I love words. I especially love words that are made up of other words, and have deeper, sometimes more profound meanings the more you dig into their etymology – i.e., their origin and history. I have only been depressed (beyond the standard being sad about sad events) once in my life, and the two things that sustained me during that time were painting and reading the dictionary. I would scour the pages of the huge two-volume Oxford dictionary I bought at a charity shop, to find words that matched the ache in my soul and tumble down the rabbit hole of connected words and their meaning. That was in the days before I had access to all the dictionaries in the world. Now my favourite word-nerd thing to do is look words up online.
This week in our group tutorial, we were asked to consider the words elusive and taxonomies in relation to our art practice. Of the two words, I thought elusive to be the most interesting.
The suffix ive makes adjectives from verbs, and means “pertaining to, tending to etc.,”
elus is from the Latin eludere – “finish play, win at play; escape from or parry (a blow)”
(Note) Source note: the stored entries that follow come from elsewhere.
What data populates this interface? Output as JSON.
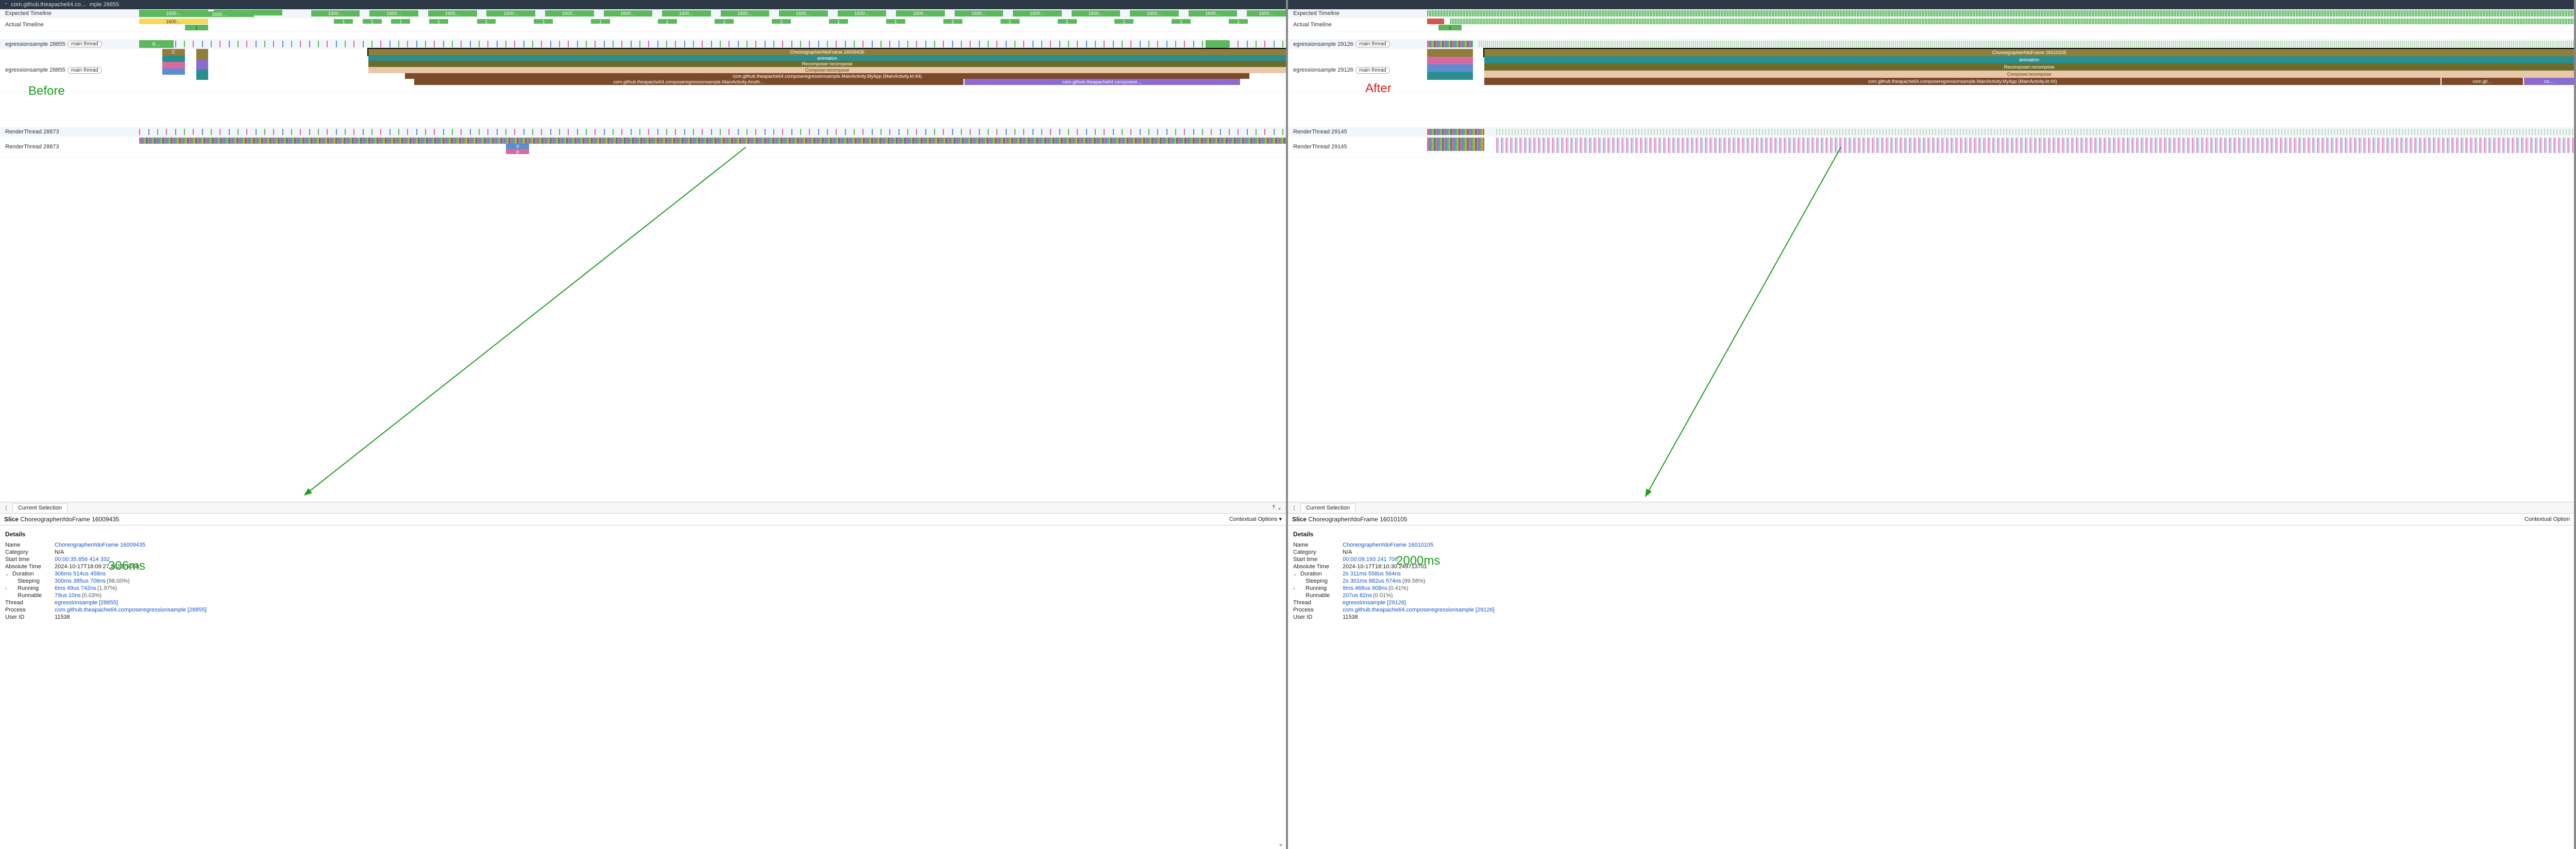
{
  "before": {
    "titlebar": {
      "host": "com.github.theapache64.co…",
      "suffix": "mple 28855"
    },
    "overlay_label": "Before",
    "overlay_metric": "306ms",
    "tracks": {
      "expected_timeline": "Expected Timeline",
      "actual_timeline": "Actual Timeline",
      "thread1": {
        "name": "egressionsample 28855",
        "pill": "main thread"
      },
      "thread2": {
        "name": "egressionsample 28855",
        "pill": "main thread"
      },
      "renderA": "RenderThread 28873",
      "renderB": "RenderThread 28873"
    },
    "timeline_labels": {
      "expected_block": "1600…",
      "actual_block": "1600…",
      "actual_small": "1",
      "frame_top": "Choreographer#doFrame 16009435",
      "frame_anim": "animation",
      "frame_recompose": "Recomposer:recompose",
      "frame_compose": "Compose:recompose",
      "frame_main": "com.github.theapache64.composeregressionsample.MainActivity.MyApp (MainActivity.kt:44)",
      "frame_sub1": "com.github.theapache64.composeregressionsample.MainActivity.Anoth…",
      "frame_sub2": "com.github.theapache64.composere…",
      "tiny_r": "R…",
      "tiny_c": "C",
      "render_d": "d",
      "render_p": "p"
    },
    "tab": "Current Selection",
    "slice_title_prefix": "Slice",
    "slice_title": "Choreographer#doFrame 16009435",
    "contextual": "Contextual Options",
    "details_heading": "Details",
    "rows": {
      "name_k": "Name",
      "name_v": "Choreographer#doFrame 16009435",
      "category_k": "Category",
      "category_v": "N/A",
      "start_k": "Start time",
      "start_v": "00:00:35.656 414 332",
      "abs_k": "Absolute Time",
      "abs_v": "2024-10-17T18:09:27.262575058",
      "dur_k": "Duration",
      "dur_v": "306ms 514us 458ns",
      "sleep_k": "Sleeping",
      "sleep_v": "300ms 385us 706ns",
      "sleep_pct": "(98.00%)",
      "run_k": "Running",
      "run_v": "6ms 49us 742ns",
      "run_pct": "(1.97%)",
      "runnable_k": "Runnable",
      "runnable_v": "79us 10ns",
      "runnable_pct": "(0.03%)",
      "thread_k": "Thread",
      "thread_v": "egressionsample [28855]",
      "process_k": "Process",
      "process_v": "com.github.theapache64.composeregressionsample [28855]",
      "userid_k": "User ID",
      "userid_v": "11538"
    }
  },
  "after": {
    "overlay_label": "After",
    "overlay_metric": "2000ms",
    "tracks": {
      "expected_timeline": "Expected Timeline",
      "actual_timeline": "Actual Timeline",
      "thread1": {
        "name": "egressionsample 29126",
        "pill": "main thread"
      },
      "thread2": {
        "name": "egressionsample 29126",
        "pill": "main thread"
      },
      "renderA": "RenderThread 29145",
      "renderB": "RenderThread 29145"
    },
    "timeline_labels": {
      "actual_small": "1",
      "frame_top": "Choreographer#doFrame 16010105",
      "frame_anim": "animation",
      "frame_recompose": "Recomposer:recompose",
      "frame_compose": "Compose:recompose",
      "frame_main": "com.github.theapache64.composeregressionsample.MainActivity.MyApp (MainActivity.kt:44)",
      "frame_sub1": "com.git…",
      "frame_sub2": "co…"
    },
    "tab": "Current Selection",
    "slice_title_prefix": "Slice",
    "slice_title": "Choreographer#doFrame 16010105",
    "contextual": "Contextual Option",
    "details_heading": "Details",
    "rows": {
      "name_k": "Name",
      "name_v": "Choreographer#doFrame 16010105",
      "category_k": "Category",
      "category_v": "N/A",
      "start_k": "Start time",
      "start_v": "00:00:09.193 241 706",
      "abs_k": "Absolute Time",
      "abs_v": "2024-10-17T18:10:30.249713701",
      "dur_k": "Duration",
      "dur_v": "2s 311ms 558us 564ns",
      "sleep_k": "Sleeping",
      "sleep_v": "2s 301ms 882us 574ns",
      "sleep_pct": "(99.58%)",
      "run_k": "Running",
      "run_v": "9ms 468us 908ns",
      "run_pct": "(0.41%)",
      "runnable_k": "Runnable",
      "runnable_v": "207us 82ns",
      "runnable_pct": "(0.01%)",
      "thread_k": "Thread",
      "thread_v": "egressionsample [29126]",
      "process_k": "Process",
      "process_v": "com.github.theapache64.composeregressionsample [29126]",
      "userid_k": "User ID",
      "userid_v": "11538"
    }
  }
}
parry – “to turn aside or ward off (an attack or blow of a weapon) with a counter move; a defensive or deflective action; pushing a weapon away or putting something between your body and the weapon.
I really like this deeper understanding of the word elusive. Beyond its modern definition “difficult to describe, find or achieve”, its earlier meaning suggests the intentional and defensive act of ending a potentially damaging encounter. In combination with its modern understanding then, elusive could rightly be used in the sense of deliberately obscuring something in order to protect it.
We were also asked to think of a word that is currently pertinent to our practice.
The word I chose was intuition:
From Middle French – “the ability to understand something instinctively, without the need for conscious reasoning.”
From medieval Latin Intuicioun – “insight, direct or immediate cognition, spiritual perception,” originally theological, from Late Latin intuitionem (nominative intuitio) “a looking at, consideration.”
I chose intuition because of something I had read by the film director David Lynch earlier that day:
Intuition is the key to everything, in painting, filmmaking, business – everything. I think you could have an intellectual ability, but if you can sharpen your intuition, which they say is emotion and intellect joining together, then a knowingness occurs.
Although Lynch’s definition is a departure from its medieval counterpart, both have given me something to chew on the past couple of days and, along with the word elusive, have helped illuminate something that has been frustrating my practice for a while now. Such is the power of words.
As I was writing this entry, I came across a quote by Edgar Allen Poe, I’m not sure it’s pertinent, but it sure is delicious:
Words have no power to impress the mind without the exquisite horror of their reality.